"No, no! I'll pay for it, and take it with me." She counted out her little roll of bills, trying not to notice the pitiable way in which her purse shrank in, like the cheeks of a hungry man.
"Is there nothing you would like for yourself, madam?" murmured the voice of the temptress. "Here is some ravishing charmeuse—the true ashes-of-roses. With your dark hair and eyes——"
"Oh, no—no, thanks." Nancy clutched Alma, and turned her head away from the shimmering, pearl-tinted fabric. For all her stiff level-headedness, she was only human, and a girl with a healthy, ardent longing for beautiful finery; prudent she was, but prudence soon reaches its limits when the pressure of feminine vanity and exquisite luxury is brought to bear upon it. There was only one course of resistance. Nancy fled.

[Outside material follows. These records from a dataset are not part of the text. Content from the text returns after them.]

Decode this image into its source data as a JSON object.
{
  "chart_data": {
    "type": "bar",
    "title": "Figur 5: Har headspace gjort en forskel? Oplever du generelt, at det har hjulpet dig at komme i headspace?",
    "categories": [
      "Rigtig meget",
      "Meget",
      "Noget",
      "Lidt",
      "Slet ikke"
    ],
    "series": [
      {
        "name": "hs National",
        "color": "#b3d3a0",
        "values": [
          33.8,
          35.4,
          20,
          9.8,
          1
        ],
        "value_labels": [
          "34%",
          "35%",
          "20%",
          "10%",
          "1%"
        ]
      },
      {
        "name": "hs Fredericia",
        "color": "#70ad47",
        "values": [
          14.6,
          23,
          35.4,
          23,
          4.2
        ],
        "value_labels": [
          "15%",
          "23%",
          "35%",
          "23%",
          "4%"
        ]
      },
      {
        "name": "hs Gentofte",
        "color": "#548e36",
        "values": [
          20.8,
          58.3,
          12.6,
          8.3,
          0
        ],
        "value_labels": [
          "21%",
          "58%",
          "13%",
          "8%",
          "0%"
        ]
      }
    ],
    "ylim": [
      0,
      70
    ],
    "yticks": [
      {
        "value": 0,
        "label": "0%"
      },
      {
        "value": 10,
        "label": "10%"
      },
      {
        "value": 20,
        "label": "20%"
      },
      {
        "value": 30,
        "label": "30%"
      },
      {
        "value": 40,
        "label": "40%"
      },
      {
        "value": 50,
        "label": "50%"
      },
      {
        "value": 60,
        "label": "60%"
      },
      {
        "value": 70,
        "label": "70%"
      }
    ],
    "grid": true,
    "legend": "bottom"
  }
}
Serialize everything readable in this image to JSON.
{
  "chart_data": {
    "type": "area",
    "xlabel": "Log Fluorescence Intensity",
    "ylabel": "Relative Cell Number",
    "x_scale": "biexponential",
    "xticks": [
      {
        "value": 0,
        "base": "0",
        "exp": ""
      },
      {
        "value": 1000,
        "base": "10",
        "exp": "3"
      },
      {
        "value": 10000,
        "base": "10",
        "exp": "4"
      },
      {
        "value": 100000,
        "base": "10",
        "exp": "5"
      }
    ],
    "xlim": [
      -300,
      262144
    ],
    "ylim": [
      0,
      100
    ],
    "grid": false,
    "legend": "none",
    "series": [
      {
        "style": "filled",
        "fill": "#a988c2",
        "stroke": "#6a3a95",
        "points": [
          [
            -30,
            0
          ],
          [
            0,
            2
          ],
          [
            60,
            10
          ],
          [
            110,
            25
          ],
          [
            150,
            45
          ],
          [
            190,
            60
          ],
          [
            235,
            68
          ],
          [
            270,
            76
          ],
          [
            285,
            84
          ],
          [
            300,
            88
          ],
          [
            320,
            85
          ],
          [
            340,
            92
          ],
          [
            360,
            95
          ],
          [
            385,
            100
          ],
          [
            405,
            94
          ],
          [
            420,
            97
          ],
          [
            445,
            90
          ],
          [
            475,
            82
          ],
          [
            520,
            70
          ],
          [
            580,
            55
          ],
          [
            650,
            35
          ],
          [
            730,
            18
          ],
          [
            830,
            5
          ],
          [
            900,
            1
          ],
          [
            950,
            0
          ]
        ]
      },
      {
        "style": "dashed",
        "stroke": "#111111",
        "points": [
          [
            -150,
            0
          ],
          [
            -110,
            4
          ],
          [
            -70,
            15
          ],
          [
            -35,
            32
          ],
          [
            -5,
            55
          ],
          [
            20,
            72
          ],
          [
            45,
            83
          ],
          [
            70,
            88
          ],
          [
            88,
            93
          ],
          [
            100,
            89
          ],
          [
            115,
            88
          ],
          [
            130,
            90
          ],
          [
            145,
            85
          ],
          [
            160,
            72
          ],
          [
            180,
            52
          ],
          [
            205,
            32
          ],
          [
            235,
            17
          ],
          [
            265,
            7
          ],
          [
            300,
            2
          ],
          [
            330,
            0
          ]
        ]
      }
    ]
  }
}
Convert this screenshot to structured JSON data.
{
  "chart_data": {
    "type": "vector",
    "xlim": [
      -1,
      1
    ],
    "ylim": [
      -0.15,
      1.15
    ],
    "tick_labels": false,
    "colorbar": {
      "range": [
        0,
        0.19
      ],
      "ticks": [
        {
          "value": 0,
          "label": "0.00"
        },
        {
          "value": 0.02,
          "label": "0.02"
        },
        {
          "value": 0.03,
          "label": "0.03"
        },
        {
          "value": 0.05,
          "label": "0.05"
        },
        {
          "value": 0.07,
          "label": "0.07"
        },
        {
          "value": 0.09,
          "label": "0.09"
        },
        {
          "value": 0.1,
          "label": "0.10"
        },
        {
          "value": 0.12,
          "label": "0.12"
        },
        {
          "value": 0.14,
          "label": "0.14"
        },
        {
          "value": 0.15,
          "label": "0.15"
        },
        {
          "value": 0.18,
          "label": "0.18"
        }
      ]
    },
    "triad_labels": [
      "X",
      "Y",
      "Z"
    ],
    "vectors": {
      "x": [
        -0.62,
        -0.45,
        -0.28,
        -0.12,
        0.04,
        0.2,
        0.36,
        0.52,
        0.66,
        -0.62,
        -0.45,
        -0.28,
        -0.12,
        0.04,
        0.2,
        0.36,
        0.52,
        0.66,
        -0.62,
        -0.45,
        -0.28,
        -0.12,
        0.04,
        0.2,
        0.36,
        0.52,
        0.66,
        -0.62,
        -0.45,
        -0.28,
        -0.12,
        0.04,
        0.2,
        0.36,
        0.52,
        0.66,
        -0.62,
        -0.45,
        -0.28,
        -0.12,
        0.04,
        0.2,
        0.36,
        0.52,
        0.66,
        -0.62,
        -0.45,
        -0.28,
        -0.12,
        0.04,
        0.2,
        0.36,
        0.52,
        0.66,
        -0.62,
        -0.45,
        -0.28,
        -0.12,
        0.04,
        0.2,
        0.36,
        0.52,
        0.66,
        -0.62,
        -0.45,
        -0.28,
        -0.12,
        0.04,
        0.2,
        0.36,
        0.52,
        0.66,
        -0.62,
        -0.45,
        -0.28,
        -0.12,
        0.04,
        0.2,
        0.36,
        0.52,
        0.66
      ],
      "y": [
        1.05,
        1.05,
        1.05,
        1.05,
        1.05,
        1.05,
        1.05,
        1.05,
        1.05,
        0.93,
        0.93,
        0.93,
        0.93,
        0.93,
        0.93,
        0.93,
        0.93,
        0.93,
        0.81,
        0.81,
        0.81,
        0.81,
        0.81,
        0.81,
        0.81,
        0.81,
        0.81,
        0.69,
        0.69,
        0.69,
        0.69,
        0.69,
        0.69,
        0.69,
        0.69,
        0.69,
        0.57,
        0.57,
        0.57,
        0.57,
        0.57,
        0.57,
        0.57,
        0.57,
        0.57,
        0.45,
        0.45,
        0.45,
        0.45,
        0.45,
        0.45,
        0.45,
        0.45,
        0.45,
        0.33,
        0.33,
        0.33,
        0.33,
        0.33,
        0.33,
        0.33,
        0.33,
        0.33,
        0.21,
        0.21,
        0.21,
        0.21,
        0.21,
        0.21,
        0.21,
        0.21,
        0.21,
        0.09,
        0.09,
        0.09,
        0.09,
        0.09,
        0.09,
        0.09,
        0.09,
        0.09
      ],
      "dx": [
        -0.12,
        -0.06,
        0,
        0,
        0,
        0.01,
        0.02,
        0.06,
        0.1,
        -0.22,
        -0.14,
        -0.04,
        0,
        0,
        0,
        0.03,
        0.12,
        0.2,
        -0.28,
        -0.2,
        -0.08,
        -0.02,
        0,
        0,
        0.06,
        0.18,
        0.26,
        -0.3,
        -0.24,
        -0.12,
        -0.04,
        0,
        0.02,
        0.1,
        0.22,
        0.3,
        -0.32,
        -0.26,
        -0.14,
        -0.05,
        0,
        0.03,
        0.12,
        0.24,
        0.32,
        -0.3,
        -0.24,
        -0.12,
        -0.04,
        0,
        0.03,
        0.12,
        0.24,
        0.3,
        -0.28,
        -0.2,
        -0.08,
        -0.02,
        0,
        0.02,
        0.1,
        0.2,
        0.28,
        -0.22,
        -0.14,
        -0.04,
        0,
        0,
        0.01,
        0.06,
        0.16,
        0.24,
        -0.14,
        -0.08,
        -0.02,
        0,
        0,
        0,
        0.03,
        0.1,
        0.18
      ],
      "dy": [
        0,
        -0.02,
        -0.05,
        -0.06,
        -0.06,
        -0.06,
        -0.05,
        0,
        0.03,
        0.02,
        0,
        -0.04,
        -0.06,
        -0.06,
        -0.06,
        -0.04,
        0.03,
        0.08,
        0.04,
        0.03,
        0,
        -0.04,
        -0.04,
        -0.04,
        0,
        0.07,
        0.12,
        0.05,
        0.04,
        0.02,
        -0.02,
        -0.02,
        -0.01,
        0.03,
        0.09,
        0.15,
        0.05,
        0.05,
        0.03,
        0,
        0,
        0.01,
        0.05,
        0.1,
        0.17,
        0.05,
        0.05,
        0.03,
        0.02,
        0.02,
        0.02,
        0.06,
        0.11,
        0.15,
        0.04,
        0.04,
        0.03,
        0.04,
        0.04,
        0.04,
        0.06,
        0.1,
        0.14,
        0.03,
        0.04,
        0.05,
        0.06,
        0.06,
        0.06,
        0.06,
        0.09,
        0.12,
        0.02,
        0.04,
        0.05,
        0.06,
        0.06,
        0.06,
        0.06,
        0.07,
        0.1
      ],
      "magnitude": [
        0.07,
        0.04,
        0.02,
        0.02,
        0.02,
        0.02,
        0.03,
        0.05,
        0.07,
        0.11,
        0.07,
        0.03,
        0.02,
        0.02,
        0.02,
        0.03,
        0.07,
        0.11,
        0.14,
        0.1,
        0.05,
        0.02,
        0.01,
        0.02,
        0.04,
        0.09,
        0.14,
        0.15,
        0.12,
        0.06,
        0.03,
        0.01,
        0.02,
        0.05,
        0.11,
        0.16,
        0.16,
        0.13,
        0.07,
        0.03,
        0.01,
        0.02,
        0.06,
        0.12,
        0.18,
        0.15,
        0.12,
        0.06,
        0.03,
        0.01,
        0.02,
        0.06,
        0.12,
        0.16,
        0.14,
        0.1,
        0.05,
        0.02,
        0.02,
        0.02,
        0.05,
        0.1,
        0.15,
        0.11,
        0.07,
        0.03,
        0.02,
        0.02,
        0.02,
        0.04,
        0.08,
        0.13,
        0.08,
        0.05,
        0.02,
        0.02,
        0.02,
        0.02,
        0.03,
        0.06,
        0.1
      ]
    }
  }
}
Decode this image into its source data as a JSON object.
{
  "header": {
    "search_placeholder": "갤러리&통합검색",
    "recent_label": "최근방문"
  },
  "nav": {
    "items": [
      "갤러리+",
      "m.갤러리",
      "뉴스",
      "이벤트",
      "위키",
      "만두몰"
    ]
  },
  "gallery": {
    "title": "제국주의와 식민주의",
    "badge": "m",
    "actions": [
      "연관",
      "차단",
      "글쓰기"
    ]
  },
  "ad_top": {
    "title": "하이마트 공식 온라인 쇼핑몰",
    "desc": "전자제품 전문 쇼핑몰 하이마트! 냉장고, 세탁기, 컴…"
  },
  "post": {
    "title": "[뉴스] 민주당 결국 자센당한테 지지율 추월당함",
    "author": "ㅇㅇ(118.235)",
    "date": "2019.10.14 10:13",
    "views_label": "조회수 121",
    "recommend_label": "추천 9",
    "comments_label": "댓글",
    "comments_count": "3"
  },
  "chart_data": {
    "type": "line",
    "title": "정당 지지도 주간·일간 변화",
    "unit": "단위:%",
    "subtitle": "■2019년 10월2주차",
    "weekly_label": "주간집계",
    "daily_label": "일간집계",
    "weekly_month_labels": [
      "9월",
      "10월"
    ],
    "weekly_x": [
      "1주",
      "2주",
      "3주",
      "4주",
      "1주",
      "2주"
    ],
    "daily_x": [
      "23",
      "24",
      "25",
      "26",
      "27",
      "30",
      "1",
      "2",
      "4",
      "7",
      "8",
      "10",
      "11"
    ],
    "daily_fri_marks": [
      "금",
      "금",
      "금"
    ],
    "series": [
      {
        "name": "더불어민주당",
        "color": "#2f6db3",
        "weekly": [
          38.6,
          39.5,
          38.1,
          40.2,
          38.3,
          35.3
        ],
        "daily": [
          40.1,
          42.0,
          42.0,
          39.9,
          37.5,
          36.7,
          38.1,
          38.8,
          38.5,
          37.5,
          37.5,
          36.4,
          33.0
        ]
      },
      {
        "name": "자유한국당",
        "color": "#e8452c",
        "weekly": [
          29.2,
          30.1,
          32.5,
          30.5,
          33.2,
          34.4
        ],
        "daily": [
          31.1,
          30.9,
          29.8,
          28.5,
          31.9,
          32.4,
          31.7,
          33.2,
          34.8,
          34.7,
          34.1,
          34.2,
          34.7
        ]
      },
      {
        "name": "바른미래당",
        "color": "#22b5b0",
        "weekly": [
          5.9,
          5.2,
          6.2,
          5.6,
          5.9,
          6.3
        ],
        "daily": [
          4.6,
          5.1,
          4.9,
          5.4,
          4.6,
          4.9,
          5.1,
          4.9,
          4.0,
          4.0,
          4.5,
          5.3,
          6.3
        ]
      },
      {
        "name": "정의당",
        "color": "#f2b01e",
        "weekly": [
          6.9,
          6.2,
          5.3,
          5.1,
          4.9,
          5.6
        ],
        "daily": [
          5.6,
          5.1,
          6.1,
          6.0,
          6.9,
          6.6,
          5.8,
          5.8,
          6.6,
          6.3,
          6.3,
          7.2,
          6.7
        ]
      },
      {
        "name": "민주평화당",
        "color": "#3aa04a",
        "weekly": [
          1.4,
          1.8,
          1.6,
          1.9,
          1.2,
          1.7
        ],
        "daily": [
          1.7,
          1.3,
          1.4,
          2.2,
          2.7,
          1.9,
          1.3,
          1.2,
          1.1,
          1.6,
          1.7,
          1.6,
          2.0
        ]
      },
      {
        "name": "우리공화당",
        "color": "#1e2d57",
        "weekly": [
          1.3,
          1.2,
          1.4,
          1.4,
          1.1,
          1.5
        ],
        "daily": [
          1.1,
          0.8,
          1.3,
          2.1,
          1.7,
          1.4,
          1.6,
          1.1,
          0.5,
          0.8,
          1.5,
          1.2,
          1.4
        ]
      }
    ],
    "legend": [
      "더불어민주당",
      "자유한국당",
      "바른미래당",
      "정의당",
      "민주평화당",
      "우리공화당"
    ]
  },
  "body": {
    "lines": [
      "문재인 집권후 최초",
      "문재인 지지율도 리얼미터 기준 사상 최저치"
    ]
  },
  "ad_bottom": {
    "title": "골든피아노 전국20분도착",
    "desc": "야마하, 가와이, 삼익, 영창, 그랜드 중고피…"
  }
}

"Now, slippers." Alma skipped along beside her, hugging her precious bundles, with shining eyes, and cheeks aglow. "I think I love slippers better than anything in the world. Nancy, you're a perfect lamb."
They tried on slippers. Certainly Alma's tiny foot and slender ankle was a delightful object to contemplate as she turned it this way and that before the little mirror.
"If you had a little buckle, miss—we have some very new rhinestone ornaments—I'd like to show you one—a butterfly set in a fan of silver lace. Just a moment."
Before Nancy could stop her the saleswoman had gone.
"We won't get the buckles, you dear old thing," Alma said consolingly, bending the sole of her foot. "We'll just look at them."
Nancy smiled wryly.
"I'd like to get you everything in the shop—I hate to be stingy with you, dear; it's just this old thing," and she held up the shabby purse.